For the engine itself, I'd suggest any number of recent Subaru flat-fours: there's many existing ways to bolt them into most Baja Bugs (it's a common upgrade), they're water-cooled, and have fuel-injection, since I don't trust a carb in a vacuum. We'll need to pressurize the engine's air intake system and connect it to a supply of workable air-like gas (like an 80/20 nitrogen/air mixture) to make combustion possible.

The good news is the engine and you both want something like air, so my idea is to have two connected, but separable sets of tanks for internal cabin air and engine air. This way, if you wanted to exit the car to go EVA, you could vent the cabin air into the engine air system for storage, exit the car, and then re-pressure it from the common supply when you re-enter. Either people or engines could breathe the air, so in emergencies you could either breathe it or send it to the engine to get back home. Great, right?

Also, for the exhaust valves, we need to make sure they do not rely on any outside pressure to stay closed— and I think most spring or hydraulically-operated valves don't but still, check. There would be less atmospheric back pressure from the exhaust, so expect a few extra horses. Oh, and speaking of that— remember, the moon is 1/6th the gravity of Earth, so your 150+hp Subaru engine in your 1800 lb Baja Bug will mean you can haul a profound amount of moon-ass. And likely catch some massive air, so, be careful! One thing you don't need to be careful about is emissions— without an atmosphere to pollute, your hooning will be guilt-free. Same goes for noise— no atmosphere to carry the sound, so no sound. So chuck that catalytic converter and muffler, run some straight pipes and have at it.
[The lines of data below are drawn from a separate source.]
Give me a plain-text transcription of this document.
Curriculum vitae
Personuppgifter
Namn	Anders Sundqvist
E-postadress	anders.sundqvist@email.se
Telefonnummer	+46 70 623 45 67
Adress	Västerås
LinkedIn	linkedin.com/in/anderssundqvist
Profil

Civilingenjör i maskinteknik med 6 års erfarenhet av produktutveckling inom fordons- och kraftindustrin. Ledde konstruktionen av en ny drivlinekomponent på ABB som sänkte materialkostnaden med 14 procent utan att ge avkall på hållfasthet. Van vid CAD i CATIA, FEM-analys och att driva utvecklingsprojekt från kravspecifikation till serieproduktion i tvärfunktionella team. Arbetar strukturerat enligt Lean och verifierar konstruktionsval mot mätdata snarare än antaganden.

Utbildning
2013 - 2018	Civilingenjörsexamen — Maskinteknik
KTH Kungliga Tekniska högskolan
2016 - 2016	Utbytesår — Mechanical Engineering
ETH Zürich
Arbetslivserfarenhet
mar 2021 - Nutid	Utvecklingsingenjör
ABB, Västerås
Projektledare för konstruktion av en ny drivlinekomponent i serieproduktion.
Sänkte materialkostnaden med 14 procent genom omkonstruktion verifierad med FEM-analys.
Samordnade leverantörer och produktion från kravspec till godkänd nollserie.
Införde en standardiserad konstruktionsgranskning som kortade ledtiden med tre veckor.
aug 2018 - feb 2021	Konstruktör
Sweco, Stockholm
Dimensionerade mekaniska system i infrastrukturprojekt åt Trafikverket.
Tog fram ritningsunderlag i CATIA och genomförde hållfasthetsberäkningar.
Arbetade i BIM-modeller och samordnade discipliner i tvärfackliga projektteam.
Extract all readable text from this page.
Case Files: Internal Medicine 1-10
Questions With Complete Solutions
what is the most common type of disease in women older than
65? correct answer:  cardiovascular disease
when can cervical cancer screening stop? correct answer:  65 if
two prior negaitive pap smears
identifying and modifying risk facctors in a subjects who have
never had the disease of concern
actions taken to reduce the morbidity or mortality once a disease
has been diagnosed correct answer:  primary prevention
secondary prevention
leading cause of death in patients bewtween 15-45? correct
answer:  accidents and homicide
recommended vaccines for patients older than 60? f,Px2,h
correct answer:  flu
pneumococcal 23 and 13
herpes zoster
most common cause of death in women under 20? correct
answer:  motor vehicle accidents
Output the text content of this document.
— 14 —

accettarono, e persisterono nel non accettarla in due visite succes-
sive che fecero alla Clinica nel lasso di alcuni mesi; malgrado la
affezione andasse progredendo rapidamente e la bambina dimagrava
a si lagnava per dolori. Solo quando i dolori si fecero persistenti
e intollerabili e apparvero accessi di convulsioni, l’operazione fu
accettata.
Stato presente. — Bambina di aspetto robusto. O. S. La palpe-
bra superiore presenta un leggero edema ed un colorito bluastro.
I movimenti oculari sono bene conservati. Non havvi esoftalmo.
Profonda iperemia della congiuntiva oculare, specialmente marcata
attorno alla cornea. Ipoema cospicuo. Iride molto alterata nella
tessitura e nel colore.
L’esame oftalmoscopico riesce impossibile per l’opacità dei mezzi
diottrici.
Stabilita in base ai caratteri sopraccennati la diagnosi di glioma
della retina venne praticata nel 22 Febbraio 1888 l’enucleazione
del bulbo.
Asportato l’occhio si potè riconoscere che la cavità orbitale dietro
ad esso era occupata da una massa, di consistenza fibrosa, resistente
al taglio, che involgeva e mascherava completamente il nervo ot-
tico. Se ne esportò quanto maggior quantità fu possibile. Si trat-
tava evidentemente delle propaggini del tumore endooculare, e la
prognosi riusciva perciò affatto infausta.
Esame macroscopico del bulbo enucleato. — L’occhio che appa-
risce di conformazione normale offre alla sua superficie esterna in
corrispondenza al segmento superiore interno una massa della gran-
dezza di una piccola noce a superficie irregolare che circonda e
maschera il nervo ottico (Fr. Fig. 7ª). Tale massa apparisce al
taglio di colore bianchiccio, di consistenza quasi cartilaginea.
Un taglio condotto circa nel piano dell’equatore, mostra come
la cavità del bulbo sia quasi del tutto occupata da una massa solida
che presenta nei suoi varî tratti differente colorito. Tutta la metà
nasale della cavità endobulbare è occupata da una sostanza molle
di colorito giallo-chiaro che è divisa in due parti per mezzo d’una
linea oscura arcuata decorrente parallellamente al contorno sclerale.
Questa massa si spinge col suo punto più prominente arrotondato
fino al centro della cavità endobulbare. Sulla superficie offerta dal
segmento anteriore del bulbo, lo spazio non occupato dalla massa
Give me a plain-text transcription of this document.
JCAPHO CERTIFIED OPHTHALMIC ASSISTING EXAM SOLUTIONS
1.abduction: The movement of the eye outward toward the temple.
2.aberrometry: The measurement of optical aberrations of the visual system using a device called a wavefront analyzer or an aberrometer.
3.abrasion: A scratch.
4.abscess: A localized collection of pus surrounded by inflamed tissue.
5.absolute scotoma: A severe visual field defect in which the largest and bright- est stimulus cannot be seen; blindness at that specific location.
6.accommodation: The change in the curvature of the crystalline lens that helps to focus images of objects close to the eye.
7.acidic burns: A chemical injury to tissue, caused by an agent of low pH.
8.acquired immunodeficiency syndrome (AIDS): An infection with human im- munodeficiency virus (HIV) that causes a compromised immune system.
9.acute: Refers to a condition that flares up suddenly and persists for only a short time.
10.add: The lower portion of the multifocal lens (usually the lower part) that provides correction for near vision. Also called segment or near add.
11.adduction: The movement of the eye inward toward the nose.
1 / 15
How To Build The Perfect Lunar RoverS

Because we're working with an injected engine, the gas tank is already pressurized, so that's good, and I'd suggest insulating it heavily as well, as the temperature extremes are much more brutal than back here on old Mother Gaia. While we're talking pressurizing, all of the hydraulic systems in the car– brakes, steering, maybe suspension– are closed-loop, pressurized systems, which should work fine as long as you're careful to prevent any leaks. But, that's the same as here on Earth.

Of course, the more sensible option is to use an electric drivetrain, since, realistically, I guess we can't count on much gasoline being around. So, if we go the electric route, I think you'd want to adapt a mass-market electric car motor, like the 110 hp motor from the Nissan Leaf. I'd keep the Baja's transaxle, well suited as it is to rough terrain use. The batteries will be trickier, as the temperature extremes of the moon are a bit beyond the working parameters of the Leaf's battery pack. Still, I'd stick with the existing batteries, but put it in a very insulated sleeve. I picked the Leaf's slightly lower hp drivetrain over the Volt's because the batteries have a higher Kw/h rating. The Leaf's battery pack is normally 648 lbs, which is heavy, but that's divided into 48 modules, so if we drop down to, say, 37 modules we can keep this under 500 lbs. We can reclaim some of the weight since we'll need less N/O2 tanks as the electric motor doesn't need to breathe. On top of that, we can replace the coolant radiators with a pair of solar panels, to help extend our charge.

So there you go. The ideal moon rover is a Baja Bug with a set of knobby tweels and a Subaru engine or Nissan Leaf electric motor, an integrated pressurized N/O2 system, and a couple huge radiators or solar panels. When you get shipped off to man the new lunar base/prison colony, as long as you can demand just under a ton of cargo, you should be able to have your very own lunar car. Happy moon hooning!